Animal-assisted therapy has been shown to help children with physical, behavioral, and cognitive disabilities, especially in an educational setting. However, most of the evidence is anecdotal or poorly controlled. To track the effectiveness of a dog therapy program in a local school for children with autism and other developmental disabilities, eight sessions with a therapy dog and a comparative, structured group activity were video recorded in two classrooms. The recordings were coded for eleven behaviors in the areas of social skills, language and communication skills, body control, emotion control, and attention. There was significant improvement in the social skill of rule following over the eight weeks that was specific to the interaction with the dog. Other improvements were not unique to the dog therapy sessions, and certain behaviors worsened, possibly due to the interactive nature of the dog therapy and the setting. Additionally, all parents completed a survey prior to their child's participation, although low return-rate limited analysis on the post-participation surveys. When parents had initially rated their child's current skill levels in different areas, based upon a 5-point scale, multiple parents rated their child as low (marked as a 1-2) in language/communication skills, in emotional control and social skills, and low in body control and paying attention. Comparatively, in the area of following verbal commands, some parents rated their child as having a high skill level (marked as 4-5), as well as cognitive control. Analysis of these surveys have also shown that parental support of this program is strong, and that parents believed that the dog therapy would be a great tool for their children. This leads to an interesting comparison, as the belief in the dog therapy's effectiveness is matched against the observed behavioral data which shows a significant, but limited impact of dog therapy to rule-following.
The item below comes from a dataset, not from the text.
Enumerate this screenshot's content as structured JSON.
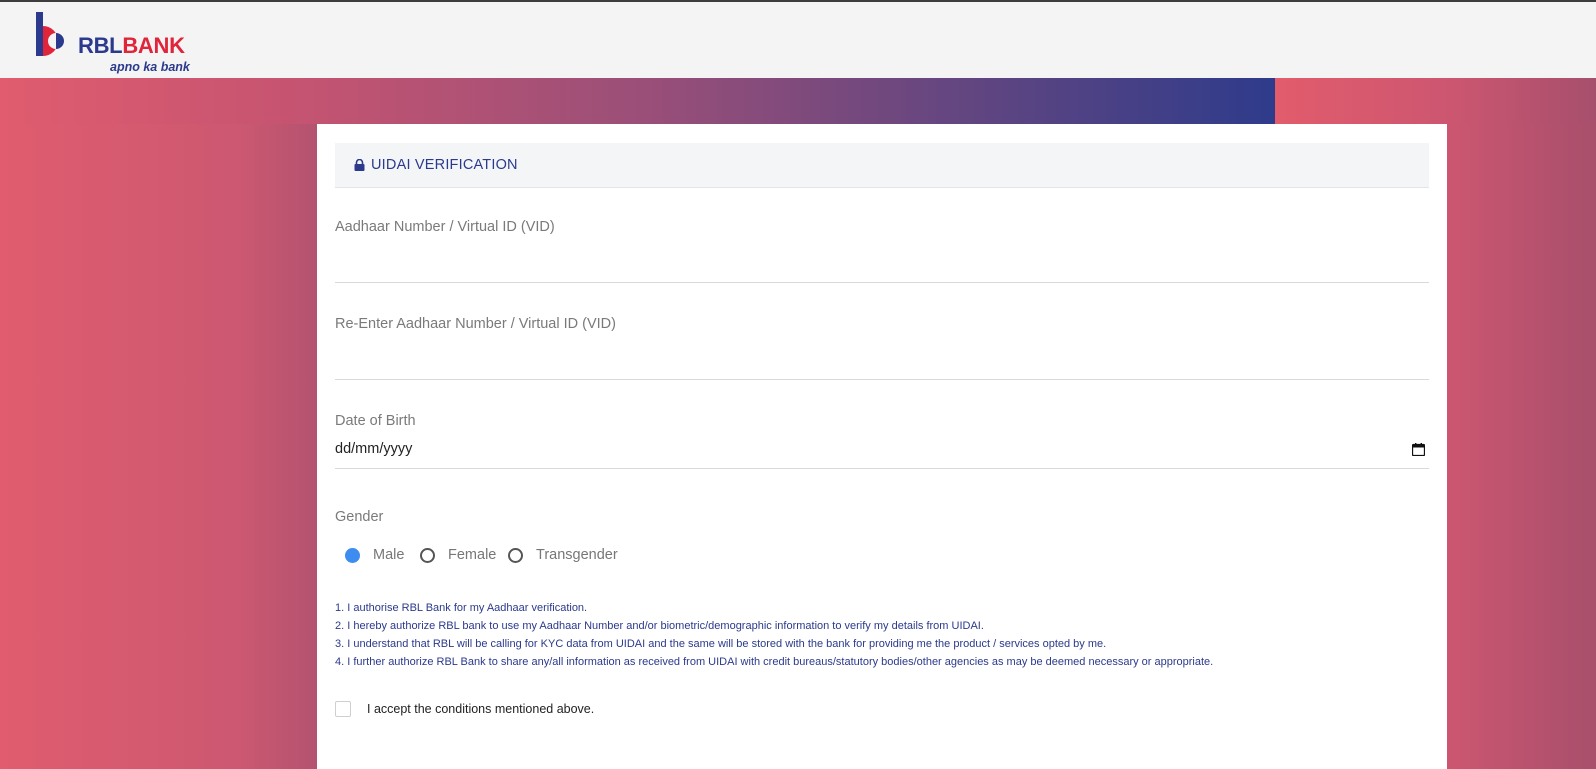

111. Inhibition of Automatic Spatial Attention Causing Depletion

Hannah Smith and Alexandera Zielinski (Allison Connell Pensky), Allegheny College – Neuroscience

Ego depletion was measured after performing a Predictive or Nonpredictive spatial-cueing task. A central cue pointed to a box to the left or right of fixation. In the Nonpredictive task, participants were instructed to ignore the cue and identify a subsequently presented target. Participants in the Predictive task were told to orient to the location indicated by the cue, because the target most likely would appear in that location. We were interested in whether these tasks would lead to a differences on a measure of self-control. Nonpredictive cueing could be thought of as requiring self-control to inhibit automatic orienting to the cue. While Predictive cueing requires volitional, controlled orienting to the cued location. Self-control was measured by presenting participants with a package of candies and a product analysis survey. The weight of the candies was measured before and after the survey. A greater difference in change of weight would mean that participants ate more candies, and would represent a reduction in self-control (ego depletion). We found that participants in the Nonpredictive task ate significantly more candies (p = .02), suggesting that inhibiting an automatic reflex is more taxing than voluntary processing of an informative cue. We will discuss the limited nature of both self-control and attention and how they interact.